Torna al Blog
17/09/2014

Civette, rospi smeraldini e ricci: gli abitanti delle Rotaie Verdi

Si è concluso lo studio naturalistico lungo le Rotaie Verdi, studio che ha portato a risultati tanto interessanti quanto, per alcuni aspetti, inaspettati. 

Lo studio ha indagato la potenzialità dell’area del progetto in termini di ricchezza di specie animali e vegetali. Lo scenario che ne è emerso è stato il punto di partenza per formulare proposte di gestione delle fasce ferroviare e per costruire progetti volti al mantenimento della funzionalità di questo corridoio ecologico.

 

IL VERDE DI… ROTAIE VERDI

I risultati dello studio evidenziano una ricchezza, soprattutto floristica, maggiore del previsto. All’interno dell’area di studio sono presenti 368 specie vegetali, che corrispondono a ben l’80% del totale delle specie presenti nel Comune di Milano, una percentuale davvero molto alta se pensiamo a quanto sia ridotta l’area in questione. A testimonianza del carattere ormai mondiale di Milano e della valenza della ferrovia come mezzo di trasporto di semi e piante, sono state trovate specie provenienti da tutti i continenti, così come piante autoctone di grande pregio naturalistico.

 

UCCELLI, ANFIBI E MAMMIFERI

Anche lo studio degli uccelli ha riservato delle belle sorprese. Sono state osservate ben 51 specie, di cui 19 che utilizzano le aree ferroviarie per la nidificazione e 12 che sfruttano l’area di studio come tappa durante il periodo della migrazione. Quest’ultimo aspetto ha sorpreso non poco e apre a una modalità di fruizione delle Rotaie Verdi che non ci aspettavamo, quella di punto di osservazione per bird-watcher. 
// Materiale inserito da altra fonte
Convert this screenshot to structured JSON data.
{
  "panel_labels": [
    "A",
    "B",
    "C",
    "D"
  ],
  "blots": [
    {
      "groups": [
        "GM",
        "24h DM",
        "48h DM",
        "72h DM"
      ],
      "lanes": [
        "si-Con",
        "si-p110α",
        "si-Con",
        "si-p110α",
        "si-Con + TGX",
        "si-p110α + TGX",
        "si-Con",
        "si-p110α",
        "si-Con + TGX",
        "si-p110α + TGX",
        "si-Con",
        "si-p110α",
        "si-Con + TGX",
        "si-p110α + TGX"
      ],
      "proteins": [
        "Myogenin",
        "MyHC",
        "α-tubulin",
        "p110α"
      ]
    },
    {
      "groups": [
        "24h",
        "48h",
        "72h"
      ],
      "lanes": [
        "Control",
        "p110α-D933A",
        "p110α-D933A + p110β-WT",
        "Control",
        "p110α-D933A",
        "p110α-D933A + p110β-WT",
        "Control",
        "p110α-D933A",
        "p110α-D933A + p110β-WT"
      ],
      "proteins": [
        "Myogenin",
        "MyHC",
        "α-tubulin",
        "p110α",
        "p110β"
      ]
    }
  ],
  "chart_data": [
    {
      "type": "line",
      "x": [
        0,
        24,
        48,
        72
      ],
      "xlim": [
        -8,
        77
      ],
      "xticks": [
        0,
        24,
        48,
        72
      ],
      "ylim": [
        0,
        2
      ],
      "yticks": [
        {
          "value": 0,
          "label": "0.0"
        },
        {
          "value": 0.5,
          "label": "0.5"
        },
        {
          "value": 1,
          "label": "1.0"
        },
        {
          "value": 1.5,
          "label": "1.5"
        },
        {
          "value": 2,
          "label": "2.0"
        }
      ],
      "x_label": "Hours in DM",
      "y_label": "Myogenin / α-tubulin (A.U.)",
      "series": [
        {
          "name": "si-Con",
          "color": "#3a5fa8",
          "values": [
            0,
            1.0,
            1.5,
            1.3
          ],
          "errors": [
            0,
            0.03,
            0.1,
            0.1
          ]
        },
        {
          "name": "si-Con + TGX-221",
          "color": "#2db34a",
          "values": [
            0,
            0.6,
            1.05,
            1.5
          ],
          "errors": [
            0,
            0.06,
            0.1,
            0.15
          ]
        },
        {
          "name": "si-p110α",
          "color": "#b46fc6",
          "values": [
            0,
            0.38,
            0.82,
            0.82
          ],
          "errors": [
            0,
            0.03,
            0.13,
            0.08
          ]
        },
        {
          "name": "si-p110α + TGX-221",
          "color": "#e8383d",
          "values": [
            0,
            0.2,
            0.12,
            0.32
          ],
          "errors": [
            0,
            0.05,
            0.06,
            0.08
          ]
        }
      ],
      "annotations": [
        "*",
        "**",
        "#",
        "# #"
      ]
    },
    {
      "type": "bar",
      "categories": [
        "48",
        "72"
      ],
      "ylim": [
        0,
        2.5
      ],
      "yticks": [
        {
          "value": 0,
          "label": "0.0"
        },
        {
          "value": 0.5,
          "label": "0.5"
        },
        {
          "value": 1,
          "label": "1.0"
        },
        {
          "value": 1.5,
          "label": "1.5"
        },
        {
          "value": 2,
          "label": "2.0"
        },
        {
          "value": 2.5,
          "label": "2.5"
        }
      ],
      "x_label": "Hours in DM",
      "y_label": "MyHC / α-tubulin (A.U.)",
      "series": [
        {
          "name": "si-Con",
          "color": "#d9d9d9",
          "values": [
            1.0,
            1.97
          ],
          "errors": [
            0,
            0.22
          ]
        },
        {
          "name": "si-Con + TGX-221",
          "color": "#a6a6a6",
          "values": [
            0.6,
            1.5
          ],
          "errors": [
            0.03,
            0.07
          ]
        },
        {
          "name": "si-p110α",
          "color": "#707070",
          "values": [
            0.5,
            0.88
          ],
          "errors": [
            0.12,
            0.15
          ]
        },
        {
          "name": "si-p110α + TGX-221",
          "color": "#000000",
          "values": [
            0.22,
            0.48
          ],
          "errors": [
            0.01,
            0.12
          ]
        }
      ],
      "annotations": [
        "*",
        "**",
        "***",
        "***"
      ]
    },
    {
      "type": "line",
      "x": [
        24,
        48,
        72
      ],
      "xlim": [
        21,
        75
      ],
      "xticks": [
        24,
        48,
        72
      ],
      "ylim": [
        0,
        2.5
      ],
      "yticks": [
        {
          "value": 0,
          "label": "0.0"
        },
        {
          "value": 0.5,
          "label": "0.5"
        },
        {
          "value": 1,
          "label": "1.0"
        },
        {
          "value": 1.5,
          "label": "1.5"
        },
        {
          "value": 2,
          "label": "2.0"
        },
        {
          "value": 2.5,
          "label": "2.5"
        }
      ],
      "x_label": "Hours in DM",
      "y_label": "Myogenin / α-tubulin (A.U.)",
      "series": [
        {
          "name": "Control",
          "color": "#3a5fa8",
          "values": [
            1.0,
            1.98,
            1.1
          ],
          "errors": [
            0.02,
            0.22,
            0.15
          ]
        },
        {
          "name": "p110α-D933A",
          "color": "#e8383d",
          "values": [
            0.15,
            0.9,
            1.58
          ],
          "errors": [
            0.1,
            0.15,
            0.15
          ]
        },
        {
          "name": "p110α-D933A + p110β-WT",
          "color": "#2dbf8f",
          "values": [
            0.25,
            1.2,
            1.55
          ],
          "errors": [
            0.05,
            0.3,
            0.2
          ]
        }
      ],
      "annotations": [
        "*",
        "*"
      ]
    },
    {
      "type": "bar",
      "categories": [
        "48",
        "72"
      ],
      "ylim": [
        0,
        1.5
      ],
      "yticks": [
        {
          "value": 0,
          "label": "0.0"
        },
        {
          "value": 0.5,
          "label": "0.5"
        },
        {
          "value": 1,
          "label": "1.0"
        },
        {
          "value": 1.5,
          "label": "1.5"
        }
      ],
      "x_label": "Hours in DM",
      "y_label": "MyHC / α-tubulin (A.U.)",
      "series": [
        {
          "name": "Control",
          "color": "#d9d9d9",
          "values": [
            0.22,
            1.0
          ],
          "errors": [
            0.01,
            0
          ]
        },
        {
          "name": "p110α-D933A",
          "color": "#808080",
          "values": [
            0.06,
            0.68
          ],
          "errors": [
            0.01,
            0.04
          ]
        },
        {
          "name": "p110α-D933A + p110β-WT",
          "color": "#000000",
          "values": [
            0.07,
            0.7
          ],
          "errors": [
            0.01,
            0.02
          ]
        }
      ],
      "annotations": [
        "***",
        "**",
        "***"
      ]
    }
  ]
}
Lo studio degli invertebrati ha mostrato la presenza sporadica di specie indicatrici di una buona qualità dell’ambiente, mentre lo studio della comunità dei rettili ha rilevato l’abbondanza di animali a sangue freddo come il biacco e il geco. Le pozze dello scalo di San Cristoforo ospitano addirittura una popolazione di rospo smeraldino. 

I mammiferi rilevati sono stati invece pochi, soprattutto minilepri e ricci. Questo risultato è figlio della scelta di non utilizzare trappole “a morto”, ma di posizionare soltanto fototrappole: in questo modo sono stati raccolti dati solamente su mammiferi di piccole e medie dimensioni. Tuttavia, la presenza tra gli uccelli di specie non volatrici anche piuttosto grandi come il fagiano lascia pensare che lo scambio di biodiversità esista lungo la ferrovia, rafforzando l’opportunità di utilizzare gli scali per evitare che il corridoio diventi una trappola ecologica.

 

PROPOSTE DI GESTIONE 

Questa descrizione naturalistica ha permesso di evidenziare non solo le discontinuità della fascia, ma anche di individuare alcuni accorgimenti gestionali (ad esempio: limitare il numero di sfalci annuali o modificare le tipologie e le quantità di diserbanti e anticrittogamici) e progettuali (ad esempio: il posizionamento di aree umide temporanee o meno, la creazione di macchie di arbusti, la preferenza per specie autoctone) da portare in sede di redazione di linee guida per il miglioramento della biodiversità. 

Le linee guida per la gestione della fascia sono ora al vaglio dei tecnici di RFI in modo che le proposte finali non minaccino la sicurezza dei trasporti e delle strutture ferroviarie. Tuttavia, lo studio avrà la possibilità di proporre una linea di azione che si possa facilmente adattare alle fasce di rispetto ferroviario in tutta Italia.